Ela se levantou devagar, sentindo o corpo dolorido de tanto ficar encolhida na mesma posição. Aproximou-se da poltrona e tocou levemente o encosto, como se pudesse sentir um resquício da presença dele ali.
O silêncio era interrompido apenas pelo som suave de batidas na porta. Larah deu um pulo, seu coração acelerando novamente. Quem poderia ser àquela hora?
— Senhora Salermo? — a voz do outro lado chamou. Era uma das empregadas. — O café da manhã está servido.
Larah respirou fundo, tentando reunir a coragem que não sentia. Sua vida havia mudado para sempre, e ela sabia que nada voltaria a ser como antes. Mas precisava enfrentar aquilo, de alguma forma. Colocou uma mecha de cabelo atrás da orelha e olhou uma última vez para a poltrona vazia antes de abrir a porta.
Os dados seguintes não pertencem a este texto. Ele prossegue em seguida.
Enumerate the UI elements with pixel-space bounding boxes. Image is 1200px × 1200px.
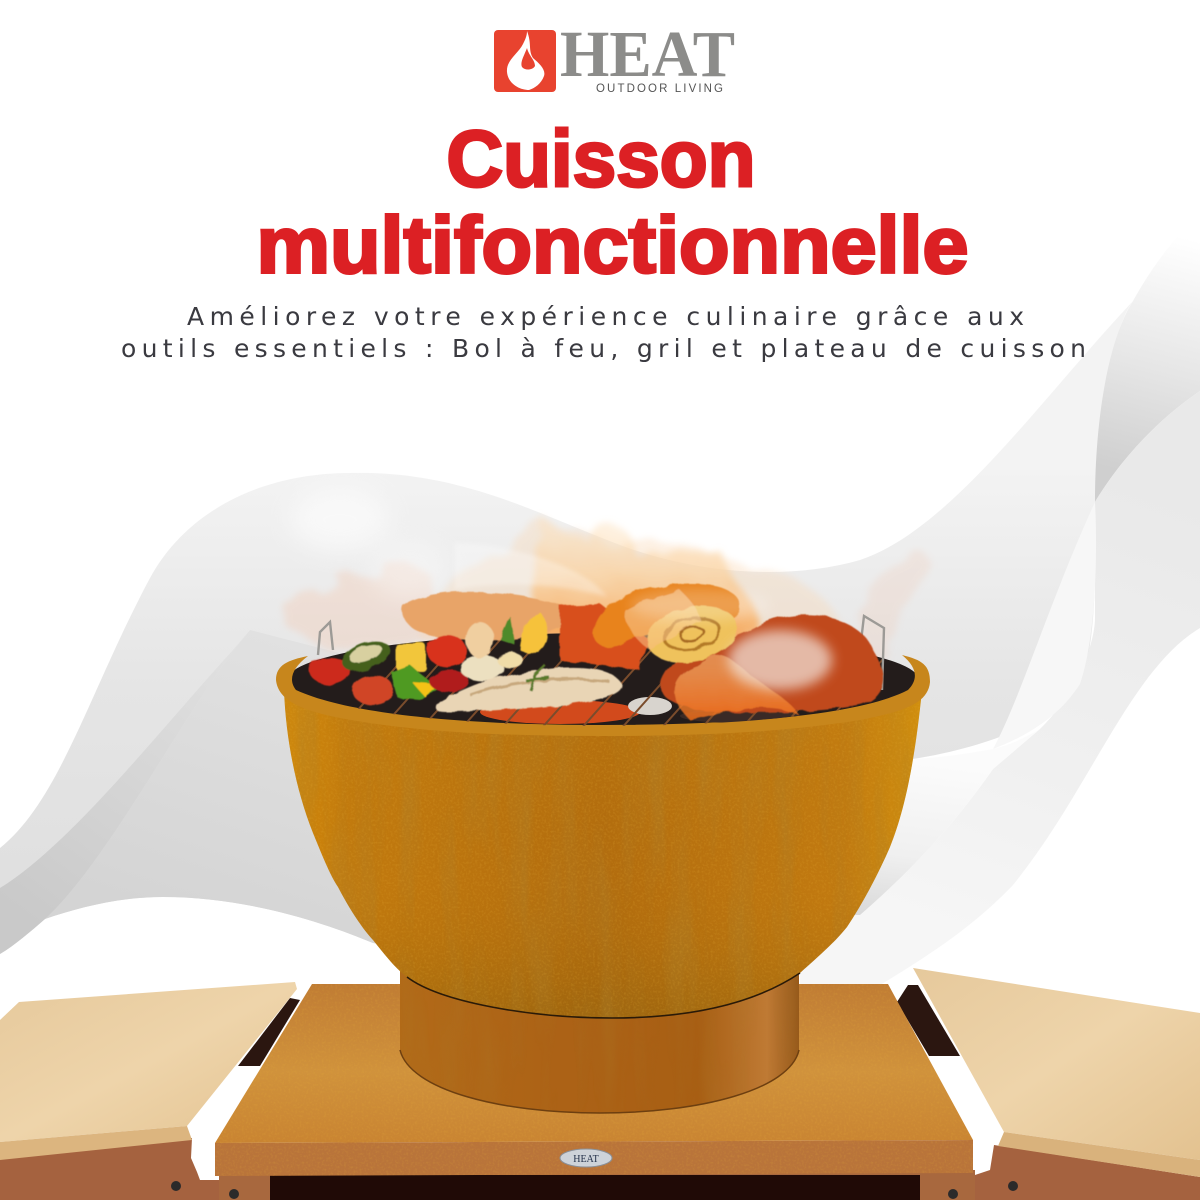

A casa de Robert Murray estava silenciosa, quase como se ela estivesse dentro de uma bolha. Larah desceu as escadas lentamente, cada degrau ecoando como uma batida de tambor. Quando chegou ao salão principal, o cenário de luxuoso a fez se sentir ainda mais deslocada. Os olhos curiosos e os sussurros não passaram despercebidos. Ela sabia que todos estavam falando sobre ela e seu casamento forçado.
Larah ergueu a cabeça, repetindo para si mesma as palavras de seu pai: “Nunca abaixe a cabeça para um Salermo”. E, apesar de todo o medo, de toda a dor, ela caminhou em direção à mesa do café da manhã com a determinação de quem estava disposta a lutar pelo que restava.